I think the only way someone could carry that load is by having a strong set of core beliefs and Metiria demonstrated just that. She talked about models of teaching, using the saying that “children are not vessels to fill but candles to light”. She talked then about how we must recognise children’s capacity for learning and understanding. Children today, she said are well aware of the dislocation between our claimed care for the environment and rampant consumerism. More of the same will not help close this gap and for this reason, Education for Sustainability must be transformative.

She says that EfS must recognise that children can be creative and mature and want to be involved in decision making about their own environments. She sees no separation between caring for people and the planet.

The danger, however, is the extent to which sustainability is the new black, with significant risks to those who are interested in “real sustainability”. The trick, she says will be to get everyone to a position so that even when the sustainability word fades away, people have adopted sustainability as core practice.

To do this we need to encourage people (and organisations) to make commitments (financial, personal reputation) to sustainability.
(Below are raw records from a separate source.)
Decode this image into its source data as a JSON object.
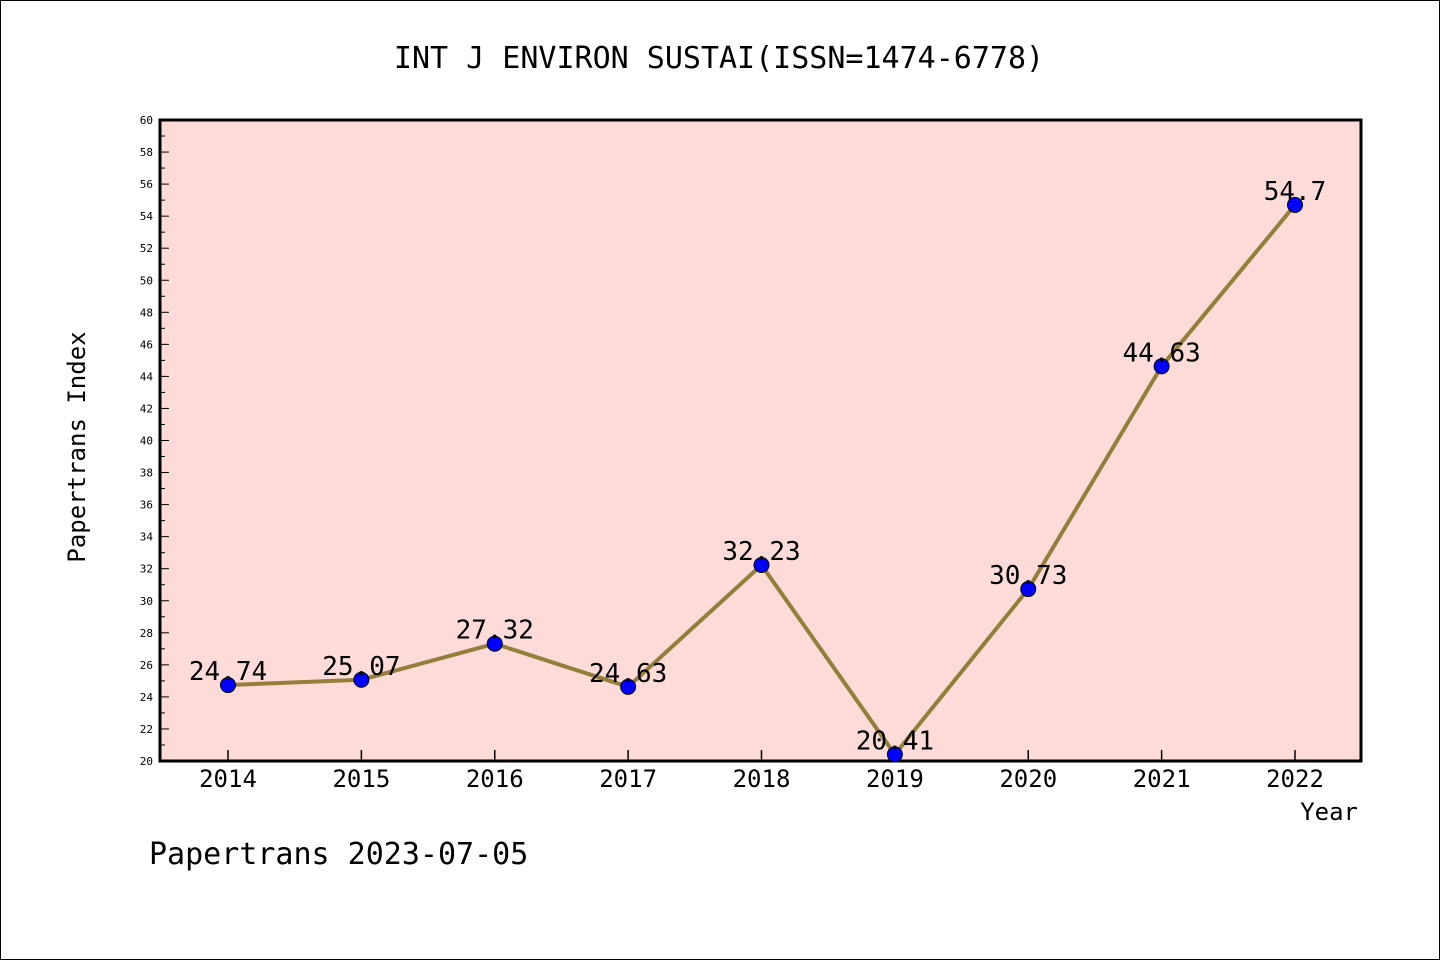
{
  "chart_data": {
    "type": "line",
    "title": "INT J ENVIRON SUSTAI(ISSN=1474-6778)",
    "xlabel": "Year",
    "ylabel": "Papertrans Index",
    "x": [
      "2014",
      "2015",
      "2016",
      "2017",
      "2018",
      "2019",
      "2020",
      "2021",
      "2022"
    ],
    "series": [
      {
        "values": [
          24.74,
          25.07,
          27.32,
          24.63,
          32.23,
          20.41,
          30.73,
          44.63,
          54.7
        ],
        "labels": [
          "24.74",
          "25.07",
          "27.32",
          "24.63",
          "32.23",
          "20.41",
          "30.73",
          "44.63",
          "54.7"
        ]
      }
    ],
    "ylim": [
      20,
      60
    ],
    "y_ticks": [
      "20",
      "22",
      "24",
      "26",
      "28",
      "30",
      "32",
      "34",
      "36",
      "38",
      "40",
      "42",
      "44",
      "46",
      "48",
      "50",
      "52",
      "54",
      "56",
      "58",
      "60"
    ],
    "grid": false,
    "legend": "none",
    "colors": {
      "plot_background": "#FDDBD9",
      "line": "#947F3A",
      "marker": "#0000FF"
    }
  },
  "footer": {
    "text": "Papertrans 2023-07-05"
  }
}
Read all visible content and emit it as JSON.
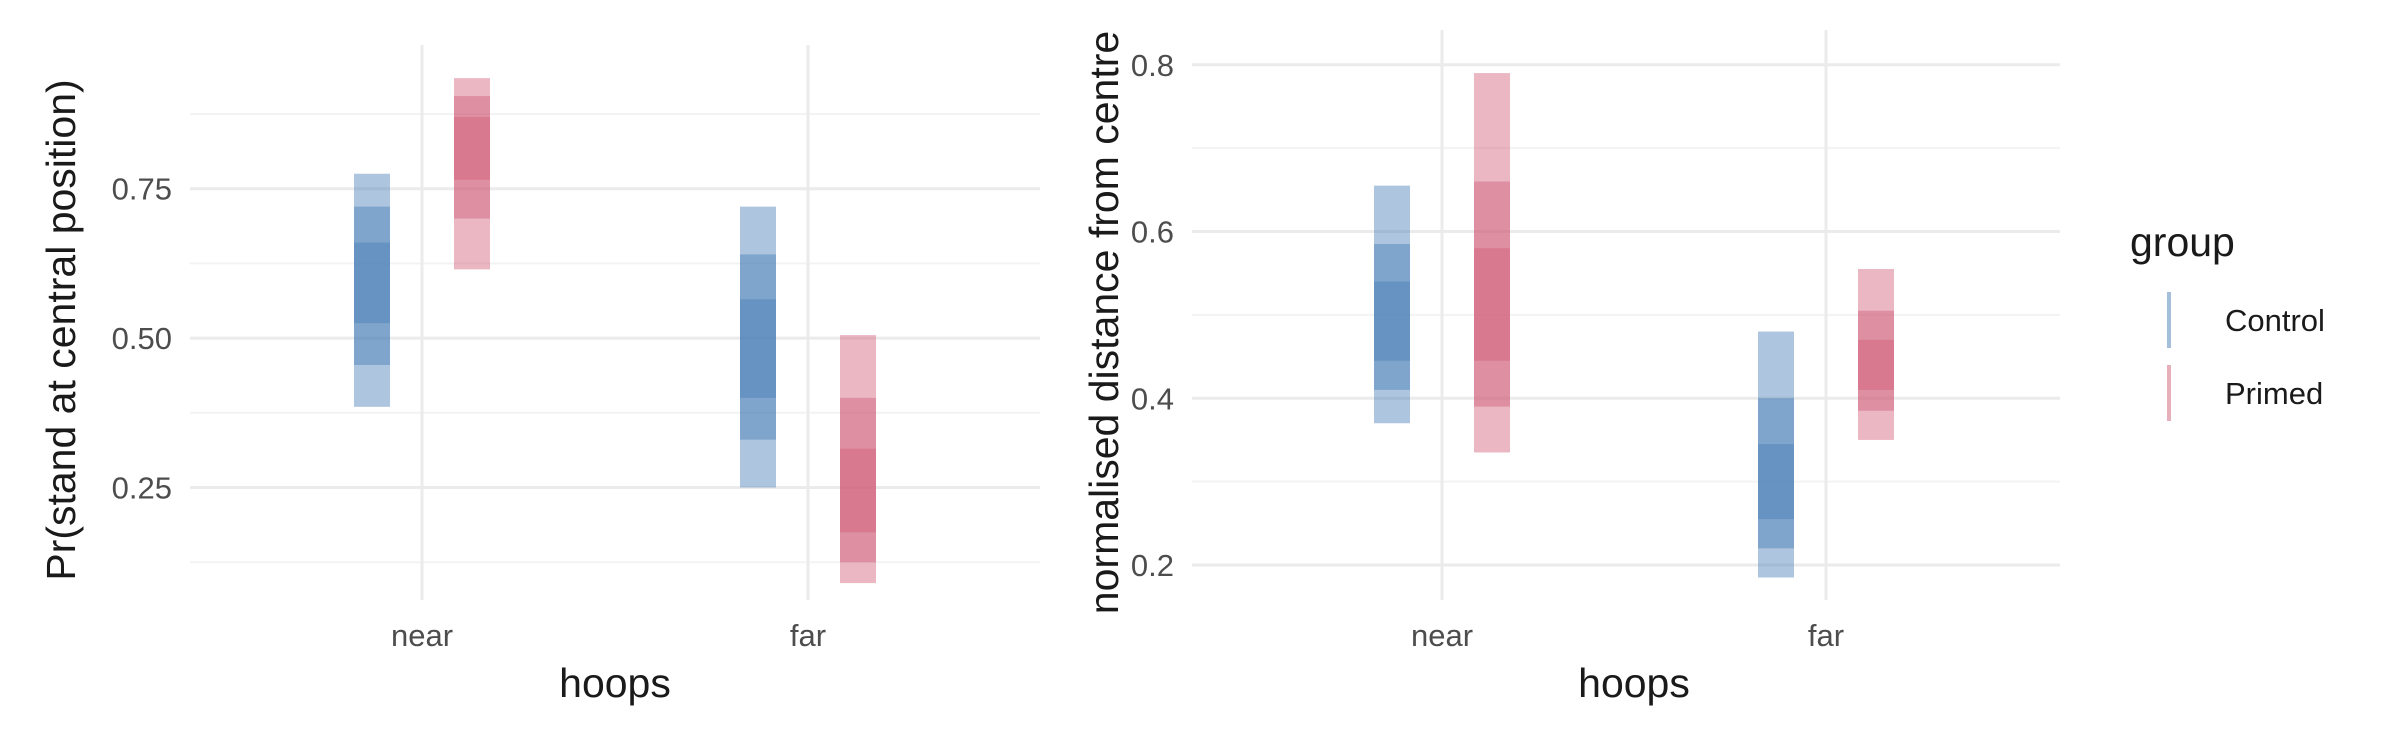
{
  "chart_data": [
    {
      "type": "interval",
      "xlabel": "hoops",
      "ylabel": "Pr(stand at central position)",
      "categories": [
        "near",
        "far"
      ],
      "ylim": [
        0.09,
        0.95
      ],
      "yticks": [
        0.25,
        0.5,
        0.75
      ],
      "ytick_labels": [
        "0.25",
        "0.50",
        "0.75"
      ],
      "grid": true,
      "series": [
        {
          "name": "Control",
          "intervals": [
            [
              [
                0.385,
                0.775
              ],
              [
                0.455,
                0.72
              ],
              [
                0.525,
                0.66
              ]
            ],
            [
              [
                0.25,
                0.72
              ],
              [
                0.33,
                0.64
              ],
              [
                0.4,
                0.565
              ]
            ]
          ]
        },
        {
          "name": "Primed",
          "intervals": [
            [
              [
                0.615,
                0.935
              ],
              [
                0.7,
                0.905
              ],
              [
                0.765,
                0.87
              ]
            ],
            [
              [
                0.09,
                0.505
              ],
              [
                0.125,
                0.4
              ],
              [
                0.175,
                0.315
              ]
            ]
          ]
        }
      ]
    },
    {
      "type": "interval",
      "xlabel": "hoops",
      "ylabel": "normalised distance from centre",
      "categories": [
        "near",
        "far"
      ],
      "ylim": [
        0.185,
        0.79
      ],
      "yticks": [
        0.2,
        0.4,
        0.6,
        0.8
      ],
      "ytick_labels": [
        "0.2",
        "0.4",
        "0.6",
        "0.8"
      ],
      "grid": true,
      "series": [
        {
          "name": "Control",
          "intervals": [
            [
              [
                0.37,
                0.655
              ],
              [
                0.41,
                0.585
              ],
              [
                0.445,
                0.54
              ]
            ],
            [
              [
                0.185,
                0.48
              ],
              [
                0.22,
                0.4
              ],
              [
                0.255,
                0.345
              ]
            ]
          ]
        },
        {
          "name": "Primed",
          "intervals": [
            [
              [
                0.335,
                0.79
              ],
              [
                0.39,
                0.66
              ],
              [
                0.445,
                0.58
              ]
            ],
            [
              [
                0.35,
                0.555
              ],
              [
                0.385,
                0.505
              ],
              [
                0.41,
                0.47
              ]
            ]
          ]
        }
      ]
    }
  ],
  "legend": {
    "title": "group",
    "position": "right",
    "items": [
      {
        "label": "Control",
        "color": "#4a7fb5"
      },
      {
        "label": "Primed",
        "color": "#d0607a"
      }
    ]
  },
  "colors": {
    "Control": "#4a7fb5",
    "Primed": "#d0607a"
  }
}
This way, she argues “it will be harder for them to get out when the going gets tough”.

She worries about the “bureaucratisation of EfS” and hopes we

don’t lose the sense of wonder and direct experience.

The next government, she says, whoever they are, will be under pressure to cut costs and we need to make sure our efforts to move to sustainable organisations are visible and made with long lasting commitments.

She finished, as did many other speakers, with reference to Ed Hillary. She talked of the connection of wellness of ecology and people, and about attributes of modesty, kindness and resourcefulness – all values inherent in EfS.